Stevie Wonder wondered how anyone could resist King’s message of peace. Yet, even after Ronald Reagan signed the holiday into law in 1983, various politicians objected, some (like Jesse Helmes) citing King’s leftist political views and others questioning his importance as a leader. Arizona Governor Even Mecham, was an especially staunch opponent. Enter Public Enemy: this controversial anthem had an even more controversial video that dramatized the governor’s assassination.

Paul Simon, “So Beautiful or So What” (2011)

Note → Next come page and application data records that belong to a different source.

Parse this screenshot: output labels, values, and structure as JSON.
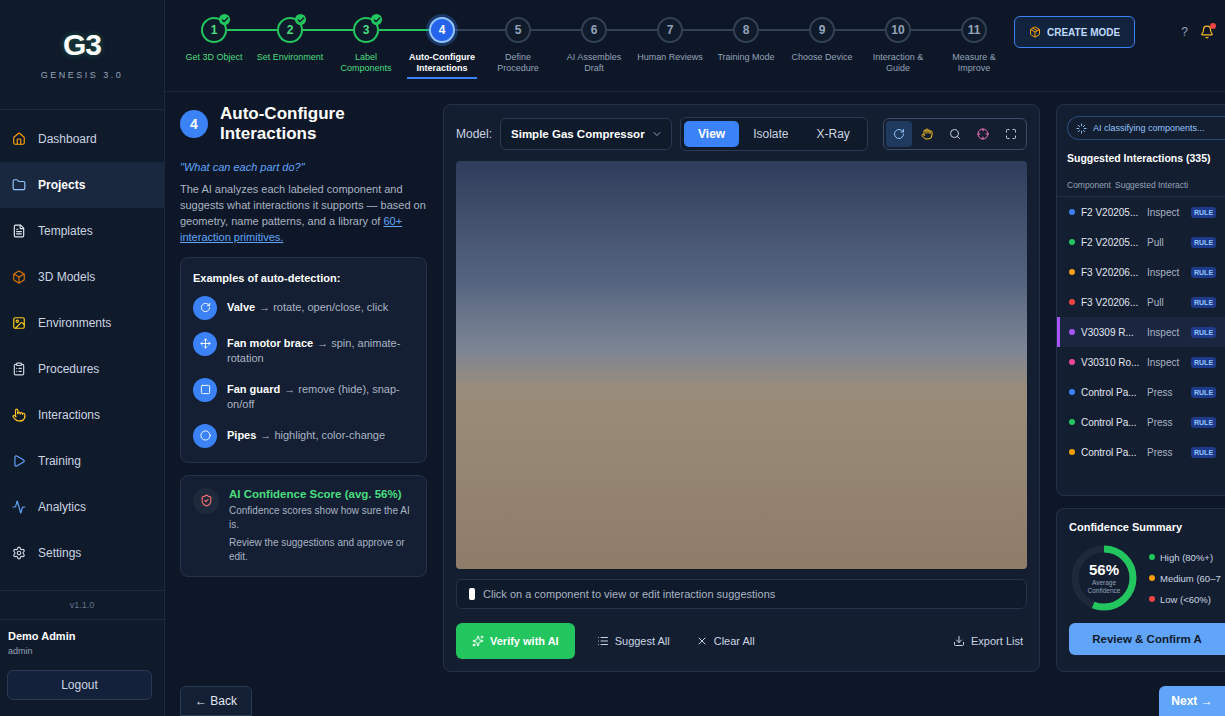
{
  "app": {
    "logo": "G3",
    "subtitle": "GENESIS 3.0",
    "version": "v1.1.0"
  },
  "sidebar": {
    "items": [
      {
        "label": "Dashboard",
        "selected": false
      },
      {
        "label": "Projects",
        "selected": true
      },
      {
        "label": "Templates",
        "selected": false
      },
      {
        "label": "3D Models",
        "selected": false
      },
      {
        "label": "Environments",
        "selected": false
      },
      {
        "label": "Procedures",
        "selected": false
      },
      {
        "label": "Interactions",
        "selected": false
      },
      {
        "label": "Training",
        "selected": false
      },
      {
        "label": "Analytics",
        "selected": false
      },
      {
        "label": "Settings",
        "selected": false
      }
    ]
  },
  "user": {
    "name": "Demo Admin",
    "role": "admin",
    "logout": "Logout"
  },
  "stepper": {
    "steps": [
      {
        "number": "1",
        "label": "Get 3D Object",
        "state": "done"
      },
      {
        "number": "2",
        "label": "Set Environment",
        "state": "done"
      },
      {
        "number": "3",
        "label": "Label Components",
        "state": "done"
      },
      {
        "number": "4",
        "label": "Auto-Configure Interactions",
        "state": "active"
      },
      {
        "number": "5",
        "label": "Define Procedure",
        "state": "pending"
      },
      {
        "number": "6",
        "label": "AI Assembles Draft",
        "state": "pending"
      },
      {
        "number": "7",
        "label": "Human Reviews",
        "state": "pending"
      },
      {
        "number": "8",
        "label": "Training Mode",
        "state": "pending"
      },
      {
        "number": "9",
        "label": "Choose Device",
        "state": "pending"
      },
      {
        "number": "10",
        "label": "Interaction & Guide",
        "state": "pending"
      },
      {
        "number": "11",
        "label": "Measure & Improve",
        "state": "pending"
      }
    ]
  },
  "header": {
    "create_mode": "CREATE MODE",
    "help": "?"
  },
  "intro": {
    "step": "4",
    "title": "Auto-Configure Interactions",
    "quote": "\"What can each part do?\"",
    "text": "The AI analyzes each labeled component and suggests what interactions it supports — based on geometry, name patterns, and a library of",
    "link": "60+ interaction primitives."
  },
  "examples": {
    "title": "Examples of auto-detection:",
    "items": [
      {
        "name": "Valve",
        "text": "→ rotate, open/close, click"
      },
      {
        "name": "Fan motor brace",
        "text": "→ spin, animate-rotation"
      },
      {
        "name": "Fan guard",
        "text": "→ remove (hide), snap-on/off"
      },
      {
        "name": "Pipes",
        "text": "→ highlight, color-change"
      }
    ]
  },
  "confidence_note": {
    "title": "AI Confidence Score (avg. 56%)",
    "lines": [
      "Confidence scores show how sure the AI is.",
      "Review the suggestions and approve or edit."
    ]
  },
  "viewer": {
    "model_label": "Model:",
    "model": "Simple Gas Compressor",
    "modes": [
      {
        "label": "View",
        "selected": true
      },
      {
        "label": "Isolate",
        "selected": false
      },
      {
        "label": "X-Ray",
        "selected": false
      }
    ],
    "tools": [
      {
        "selected": true
      },
      {
        "selected": false
      },
      {
        "selected": false
      },
      {
        "selected": false
      },
      {
        "selected": false
      }
    ],
    "hint": "Click on a component to view or edit interaction suggestions",
    "actions": [
      {
        "label": "Verify with AI",
        "kind": "primary"
      },
      {
        "label": "Suggest All",
        "kind": "ghost"
      },
      {
        "label": "Clear All",
        "kind": "ghost"
      },
      {
        "label": "Export List",
        "kind": "export"
      }
    ]
  },
  "suggestions": {
    "status": "AI classifying components...",
    "title": "Suggested Interactions (335)",
    "columns": [
      "Component",
      "Suggested Interacti"
    ],
    "rows": [
      {
        "component": "F2 V20205...",
        "interaction": "Inspect",
        "tag": "RULE",
        "color": "#3b82f6",
        "selected": false
      },
      {
        "component": "F2 V20205...",
        "interaction": "Pull",
        "tag": "RULE",
        "color": "#22c55e",
        "selected": false
      },
      {
        "component": "F3 V20206...",
        "interaction": "Inspect",
        "tag": "RULE",
        "color": "#f59e0b",
        "selected": false
      },
      {
        "component": "F3 V20206...",
        "interaction": "Pull",
        "tag": "RULE",
        "color": "#ef4444",
        "selected": false
      },
      {
        "component": "V30309 R...",
        "interaction": "Inspect",
        "tag": "RULE",
        "color": "#a855f7",
        "selected": true
      },
      {
        "component": "V30310 Ro...",
        "interaction": "Inspect",
        "tag": "RULE",
        "color": "#ec4899",
        "selected": false
      },
      {
        "component": "Control Pa...",
        "interaction": "Press",
        "tag": "RULE",
        "color": "#3b82f6",
        "selected": false
      },
      {
        "component": "Control Pa...",
        "interaction": "Press",
        "tag": "RULE",
        "color": "#22c55e",
        "selected": false
      },
      {
        "component": "Control Pa...",
        "interaction": "Press",
        "tag": "RULE",
        "color": "#f59e0b",
        "selected": false
      }
    ]
  },
  "summary": {
    "title": "Confidence Summary",
    "value": "56%",
    "caption": "Average Confidence",
    "level": 0.56,
    "legend": [
      {
        "label": "High (80%+)",
        "color": "#22c55e"
      },
      {
        "label": "Medium (60–7",
        "color": "#f59e0b"
      },
      {
        "label": "Low (<60%)",
        "color": "#ef4444"
      }
    ],
    "button": "Review & Confirm A"
  },
  "nav": {
    "back": "← Back",
    "next": "Next →"
  }
}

The title song to Simon’s most recent album (reviewed in this magazine here), includes a verse about King’s assassination (“Four men on the balcony / Overlooking the parking lot / Pointing at a figure in the distance / Dr. King has just been shot”).

Otis Spann, “Blues For Martin Luther King” (1968)

Like Neil Young’s “Ohio,” this song by Spann—one of the premier Chicago blues pianists—is a ripped-from-the-headlines lament that relates the circumstances of King’s assassination.

Lambchop, “Sharing a Gibson With Martin Luther King, Jr.” (2008)

This enigmatic, subtle song comes from Lambchop’s enigmatic, subtle album “OH (Ohio).” Search its lyrics for clues to its subject, and whether or not it’s actually about King, peace, justice, urban despair, and spiritual beauty. (It is.)

Bobby Womack, “American Dream” (1984)

Co-written with Jim Ford, the original version of “American Dream” was released on Womack’s “The Poet II” and sampled King’s “I Have a Dream” speech. This version, by Calvin Richardson, is from “Facts of Life: Soul of Bobby Womack,” an album-length tribute to Womack’s music released in 2006.

Kris Kristofferson, “They Killed Him” (1985)

Kristofferson’s song isn’t only about King: it’s also about Gandhi and Jesus. And it was covered the following year by Bob Dylan on his scattershot album “Knocked Out Loaded.”

Jerry Moore, “The Ballad of Birmingham” (1967)

This song was on the album “Life is a Constant Journey Home,” which was released the year before King was assassinated; it’s actually a response to the Sixteenth Street Baptist Church bombing of 1963. The lyrics come from a poem by Dudley Randall; Moore read them in a newspaper and asked permission to adapt them into a song.